On Feb 18, 2023 I was able to grab some low-coherence measurements of all of our ASC loops.

Here is the CSOFT Pitch OLG, and the associated digital filters for CSOFT_P and RPC_CSOFT_P at the time of the measurement.
At this time the RPC GAIN was set to zero, so only the regular controller path was feeding back to CSOFT P.

CSOFT P has four UGFs:
1) 0.12 Hz
2) 0.90 Hz
3) 1.37 Hz
4) 1.53 Hz

The second resonance here is pretty marginal, with some rapid phase loss at 1.5 Hz near to that fourth UGF.
The final UGF appears to have a phase margin of 12 degrees.

Raising the gain for this loop is not an option.
The phase zero-crossing at 1.70 Hz has a gain of around 0.6.

Digital filters
In this case the RPC is off.  
The RPC is plotted with gain of 1 in the final plot, but the true controller is just the blue curve (the normal path through ASC-CSOFT_P).

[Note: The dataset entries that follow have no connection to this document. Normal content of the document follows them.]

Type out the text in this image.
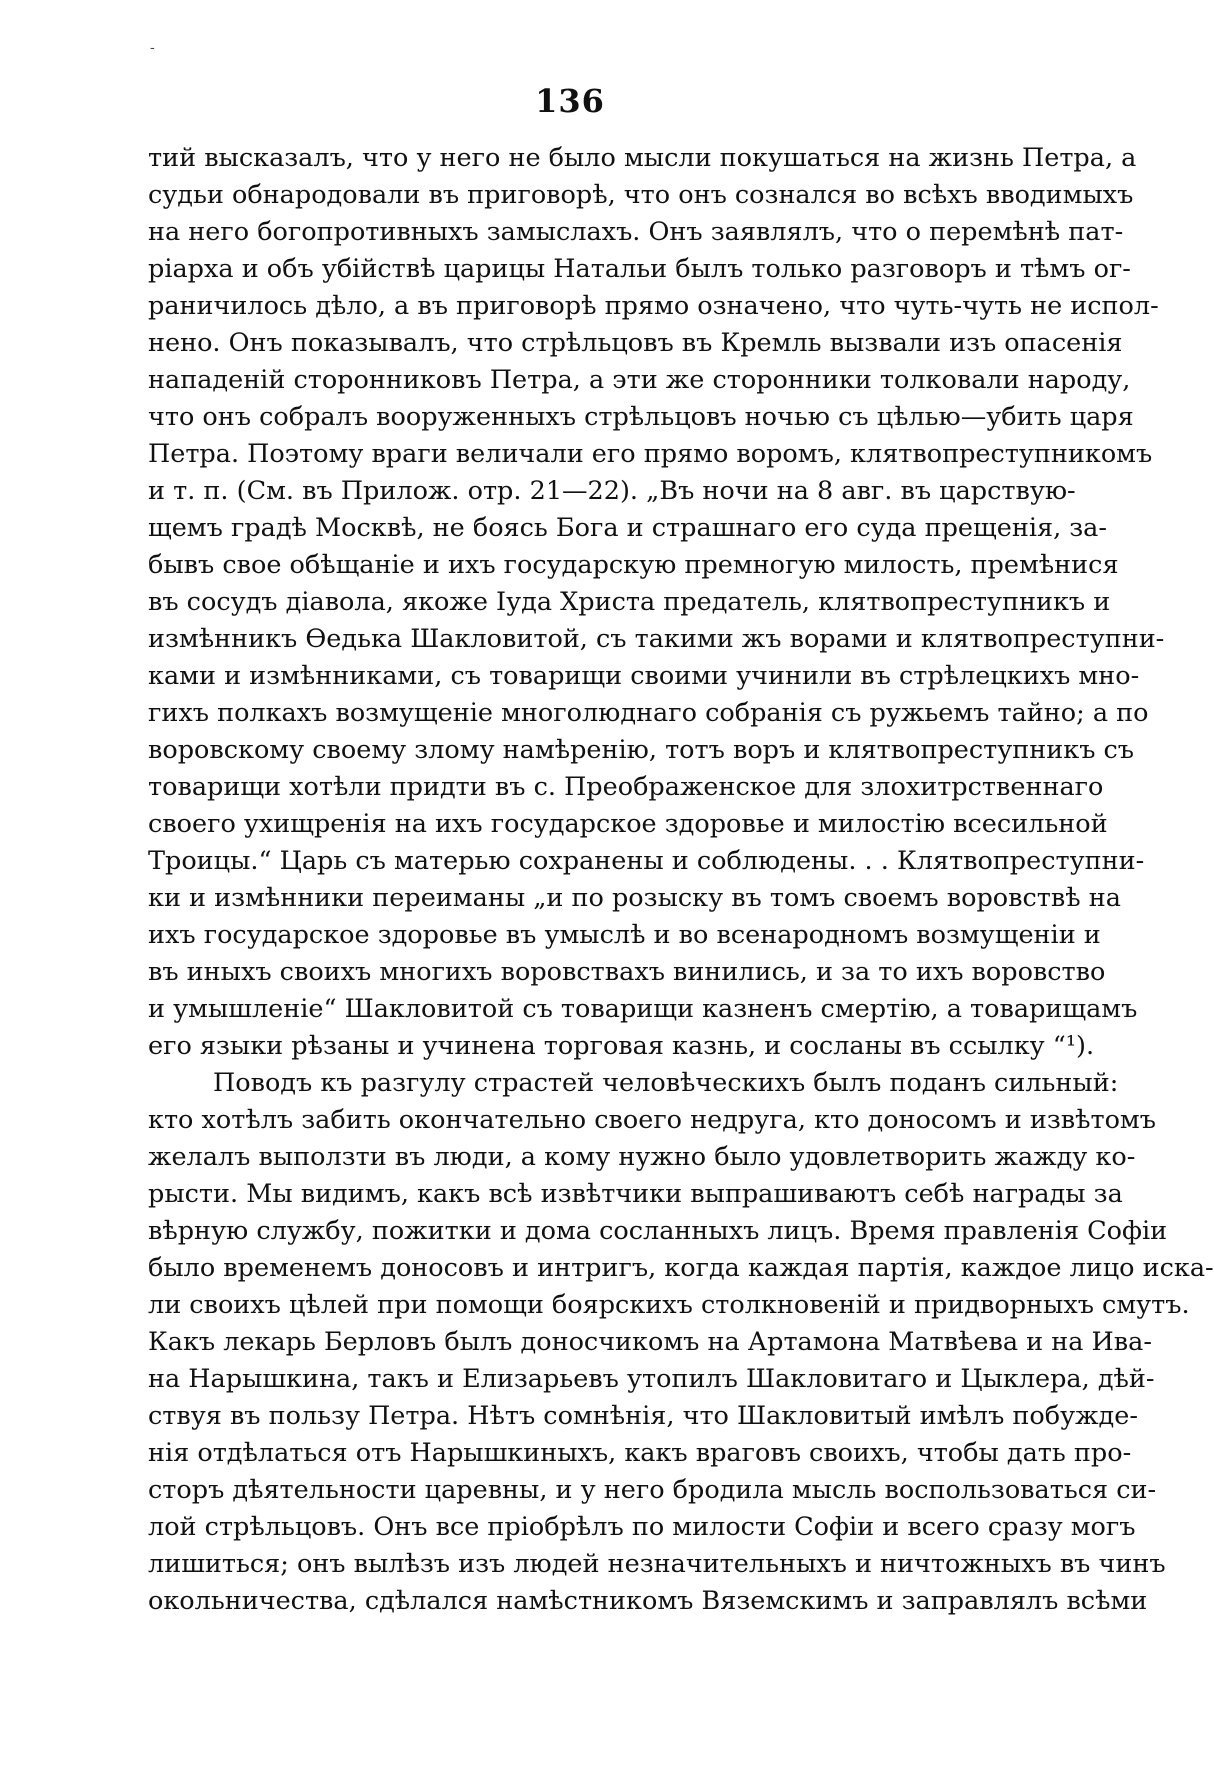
-
136
тий высказалъ, что у него не было мысли покушаться на жизнь Петра, а
судьи обнародовали въ приговорѣ, что онъ сознался во всѣхъ вводимыхъ
на него богопротивныхъ замыслахъ. Онъ заявлялъ, что о перемѣнѣ пат-
ріарха и объ убійствѣ царицы Натальи былъ только разговоръ и тѣмъ ог-
раничилось дѣло, а въ приговорѣ прямо означено, что чуть-чуть не испол-
нено. Онъ показывалъ, что стрѣльцовъ въ Кремль вызвали изъ опасенія
нападеній сторонниковъ Петра, а эти же сторонники толковали народу,
что онъ собралъ вооруженныхъ стрѣльцовъ ночью съ цѣлью—убить царя
Петра. Поэтому враги величали его прямо воромъ, клятвопреступникомъ
и т. п. (См. въ Прилож. отр. 21—22). „Въ ночи на 8 авг. въ царствую-
щемъ градѣ Москвѣ, не боясь Бога и страшнаго его суда прещенія, за-
бывъ свое обѣщаніе и ихъ государскую премногую милость, премѣнися
въ сосудъ діавола, якоже Іуда Христа предатель, клятвопреступникъ и
измѣнникъ Ѳедька Шакловитой, съ такими жъ ворами и клятвопреступни-
ками и измѣнниками, съ товарищи своими учинили въ стрѣлецкихъ мно-
гихъ полкахъ возмущеніе многолюднаго собранія съ ружьемъ тайно; а по
воровскому своему злому намѣренію, тотъ воръ и клятвопреступникъ съ
товарищи хотѣли придти въ с. Преображенское для злохитрственнаго
своего ухищренія на ихъ государское здоровье и милостію всесильной
Троицы.“ Царь съ матерью сохранены и соблюдены. . . Клятвопреступни-
ки и измѣнники переиманы „и по розыску въ томъ своемъ воровствѣ на
ихъ государское здоровье въ умыслѣ и во всенародномъ возмущеніи и
въ иныхъ своихъ многихъ воровствахъ винились, и за то ихъ воровство
и умышленіе“ Шакловитой съ товарищи казненъ смертію, а товарищамъ
его языки рѣзаны и учинена торговая казнь, и сосланы въ ссылку “¹).
Поводъ къ разгулу страстей человѣческихъ былъ поданъ сильный:
кто хотѣлъ забить окончательно своего недруга, кто доносомъ и извѣтомъ
желалъ выползти въ люди, а кому нужно было удовлетворить жажду ко-
рысти. Мы видимъ, какъ всѣ извѣтчики выпрашиваютъ себѣ награды за
вѣрную службу, пожитки и дома сосланныхъ лицъ. Время правленія Софіи
было временемъ доносовъ и интригъ, когда каждая партія, каждое лицо иска-
ли своихъ цѣлей при помощи боярскихъ столкновеній и придворныхъ смутъ.
Какъ лекарь Берловъ былъ доносчикомъ на Артамона Матвѣева и на Ива-
на Нарышкина, такъ и Елизарьевъ утопилъ Шакловитаго и Цыклера, дѣй-
ствуя въ пользу Петра. Нѣтъ сомнѣнія, что Шакловитый имѣлъ побужде-
нія отдѣлаться отъ Нарышкиныхъ, какъ враговъ своихъ, чтобы дать про-
сторъ дѣятельности царевны, и у него бродила мысль воспользоваться си-
лой стрѣльцовъ. Онъ все пріобрѣлъ по милости Софіи и всего сразу могъ
лишиться; онъ вылѣзъ изъ людей незначительныхъ и ничтожныхъ въ чинъ
окольничества, сдѣлался намѣстникомъ Вяземскимъ и заправлялъ всѣми
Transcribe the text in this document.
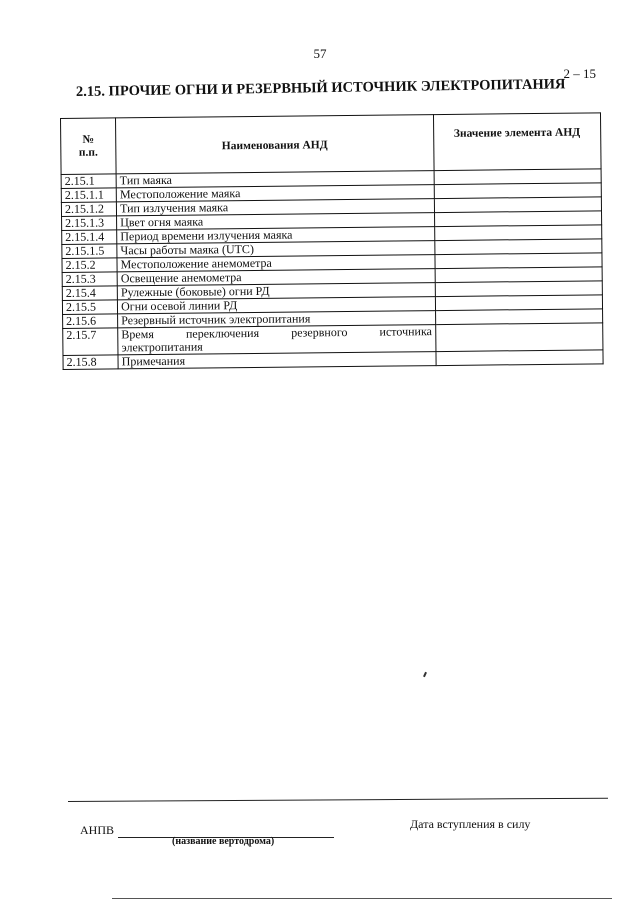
57
2 – 15
2.15. ПРОЧИЕ ОГНИ И РЕЗЕРВНЫЙ ИСТОЧНИК ЭЛЕКТРОПИТАНИЯ
№
п.п.	Наименования АНД	Значение элемента АНД
2.15.1	Тип маяка	
2.15.1.1	Местоположение маяка	
2.15.1.2	Тип излучения маяка	
2.15.1.3	Цвет огня маяка	
2.15.1.4	Период времени излучения маяка	
2.15.1.5	Часы работы маяка (UTC)	
2.15.2	Местоположение анемометра	
2.15.3	Освещение анемометра	
2.15.4	Рулежные (боковые) огни РД	
2.15.5	Огни осевой линии РД	
2.15.6	Резервный источник электропитания	
2.15.7	Время переключения резервного источника
электропитания	

2.15.8	Примечания	
АНПВ
(название вертодрома)
Дата вступления в силу
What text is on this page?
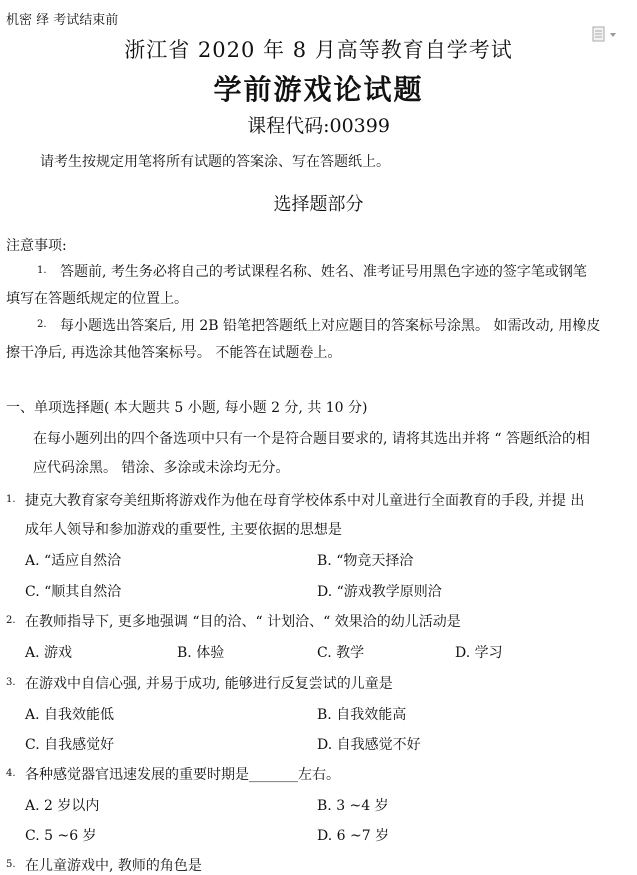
机密 绎 考试结束前
浙江省 2020 年 8 月高等教育自学考试
学前游戏论试题
课程代码:00399
请考生按规定用笔将所有试题的答案涂、写在答题纸上。
选择题部分
注意事项:
1. 答题前, 考生务必将自己的考试课程名称、姓名、准考证号用黑色字迹的签字笔或钢笔
填写在答题纸规定的位置上。
2. 每小题选出答案后, 用 2B 铅笔把答题纸上对应题目的答案标号涂黑。 如需改动, 用橡皮
擦干净后, 再选涂其他答案标号。 不能答在试题卷上。
一、单项选择题( 本大题共 5 小题, 每小题 2 分, 共 10 分)
在每小题列出的四个备选项中只有一个是符合题目要求的, 请将其选出并将 “ 答题纸洽的相
应代码涂黑。 错涂、多涂或未涂均无分。
1. 捷克大教育家夸美纽斯将游戏作为他在母育学校体系中对儿童进行全面教育的手段, 并提 出
成年人领导和参加游戏的重要性, 主要依据的思想是
A. “适应自然洽	B. “物竞天择洽
C. “顺其自然洽	D. “游戏教学原则洽
2. 在教师指导下, 更多地强调 “目的洽、“ 计划洽、“ 效果洽的幼儿活动是
A. 游戏	B. 体验	C. 教学	D. 学习
3. 在游戏中自信心强, 并易于成功, 能够进行反复尝试的儿童是
A. 自我效能低	B. 自我效能高
C. 自我感觉好	D. 自我感觉不好
4. 各种感觉器官迅速发展的重要时期是_______左右。
A. 2 岁以内	B. 3 ~4 岁
C. 5 ~6 岁	D. 6 ~7 岁
5. 在儿童游戏中, 教师的角色是
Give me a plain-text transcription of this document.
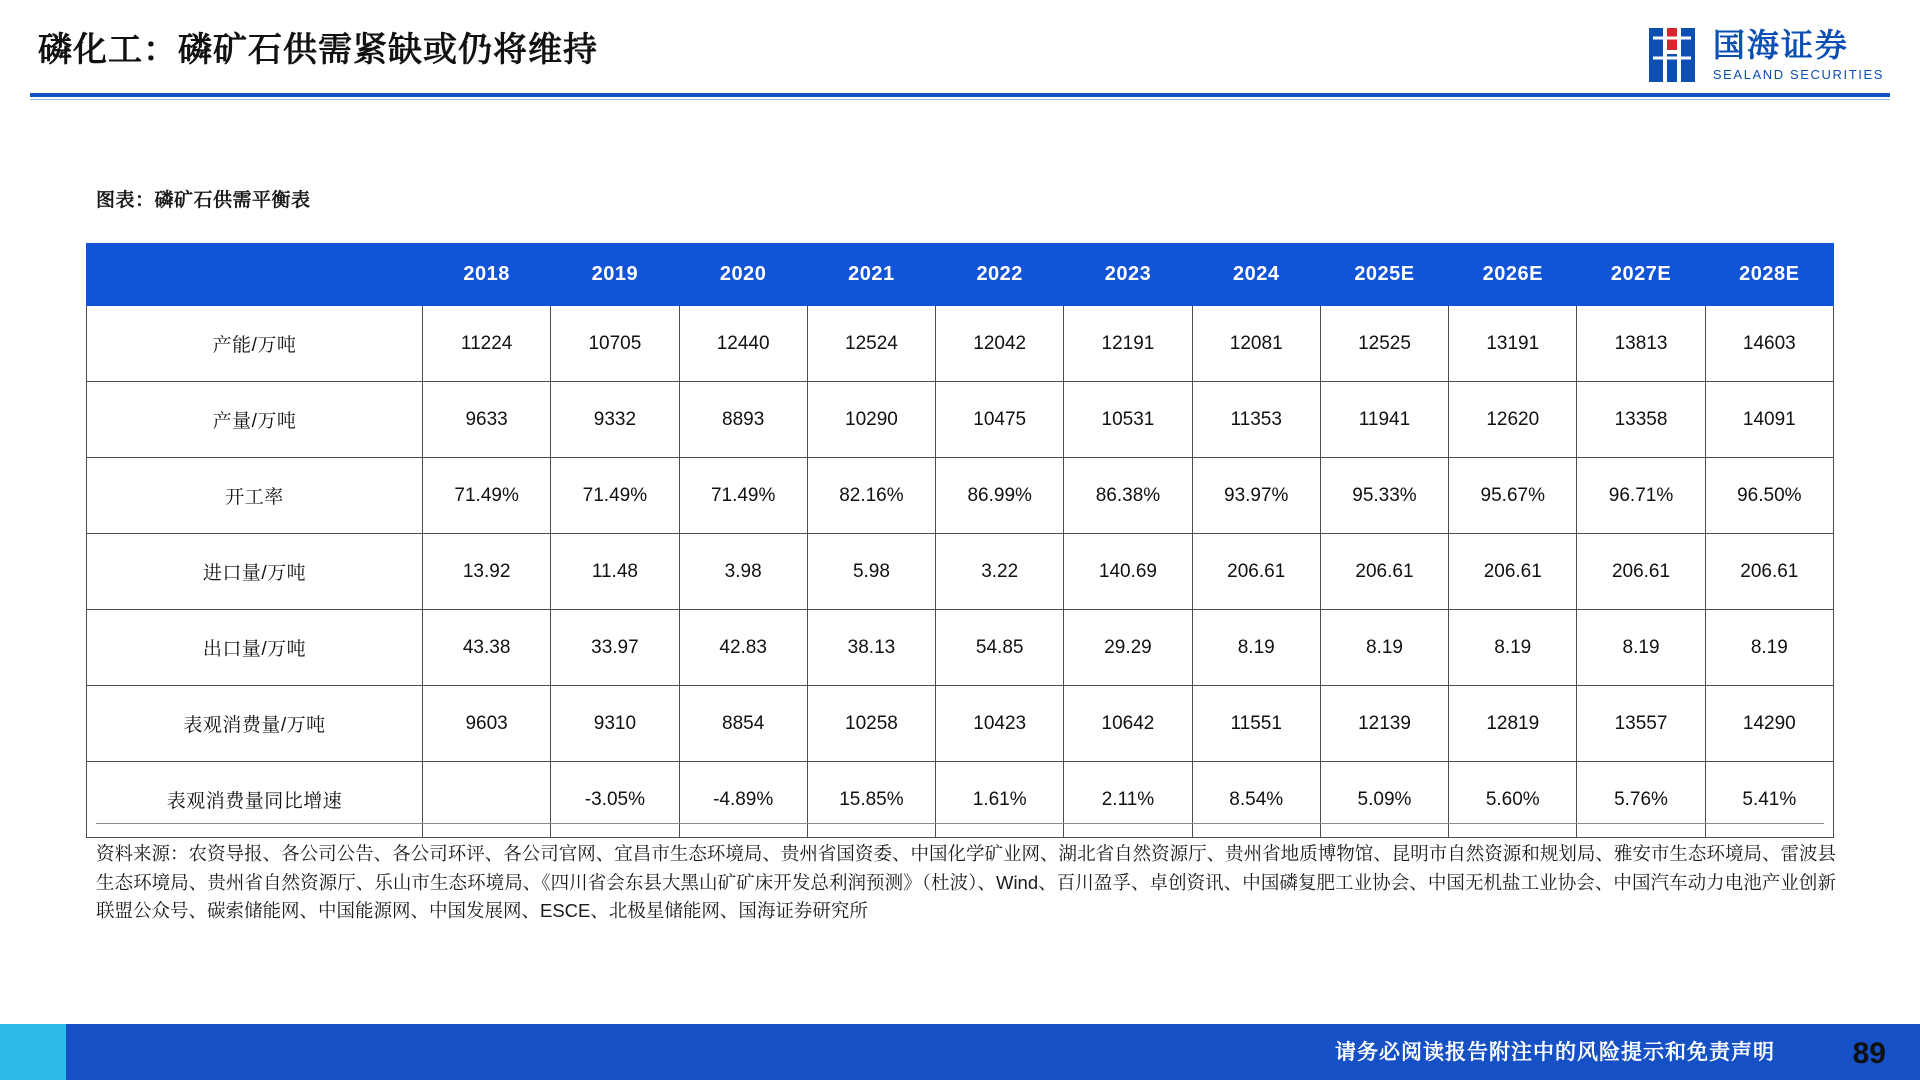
磷化工：磷矿石供需紧缺或仍将维持	国海证券
SEALAND SECURITIES
图表：磷矿石供需平衡表
	2018	2019	2020	2021	2022	2023	2024	2025E	2026E	2027E	2028E
产能/万吨	11224	10705	12440	12524	12042	12191	12081	12525	13191	13813	14603
产量/万吨	9633	9332	8893	10290	10475	10531	11353	11941	12620	13358	14091
开工率	71.49%	71.49%	71.49%	82.16%	86.99%	86.38%	93.97%	95.33%	95.67%	96.71%	96.50%
进口量/万吨	13.92	11.48	3.98	5.98	3.22	140.69	206.61	206.61	206.61	206.61	206.61
出口量/万吨	43.38	33.97	42.83	38.13	54.85	29.29	8.19	8.19	8.19	8.19	8.19
表观消费量/万吨	9603	9310	8854	10258	10423	10642	11551	12139	12819	13557	14290
表观消费量同比增速		-3.05%	-4.89%	15.85%	1.61%	2.11%	8.54%	5.09%	5.60%	5.76%	5.41%
资料来源：农资导报、各公司公告、各公司环评、各公司官网、宜昌市生态环境局、贵州省国资委、中国化学矿业网、湖北省自然资源厅、贵州省地质博物馆、昆明市自然资源和规划局、雅安市生态环境局、雷波县生态环境局、贵州省自然资源厅、乐山市生态环境局、《四川省会东县大黑山矿矿床开发总利润预测》（杜波）、Wind、百川盈孚、卓创资讯、中国磷复肥工业协会、中国无机盐工业协会、中国汽车动力电池产业创新联盟公众号、碳索储能网、中国能源网、中国发展网、ESCE、北极星储能网、国海证券研究所
请务必阅读报告附注中的风险提示和免责声明	89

Some will recall that we recently fought CSOFT P with 2.2 Hz instabilities after powering up.  
We measured the loop at 10 W here: alog 67468. 
At that time Elenna very slightly modified the loop to reduce the gain at 2.2 Hz, so that the tiny peak seen in https://alog.ligo-wa.caltech.edu/aLOG/uploads/67468_20230216152938_csoft_pitch_olg_at_POWER_10W_binwidth_0p01_Hz.pdf would not touch unity gain.
This slight modification did cost us some phase (around 15 degrees at 2 Hz), but we judged this to be okay based on the 10 W plot.

With the 60 W plot in hand, I reckon we are living on the edge.
The 2.2 Hz peak is not visible here at 60 W at all, even with the finest binwidth.
That feature is likely due to significant cross-coupling with other loop at 10 W.

My recommendation would be to strengthen the compensation for the suspension at 1.5 Hz, so that this CHARD_P FM6 ctrl2g dip at 1.5 Hz goes down slightly lower, pushing the second resonance below unity gain.
If this cannot be done, we should revisit our gain reduction strategy for CSOFT P, maybe by applying a very light, broad notch at 2.2 Hz designed to reduce gain in a localized region without killing our phase at 1.5 Hz (as much as we can avoid).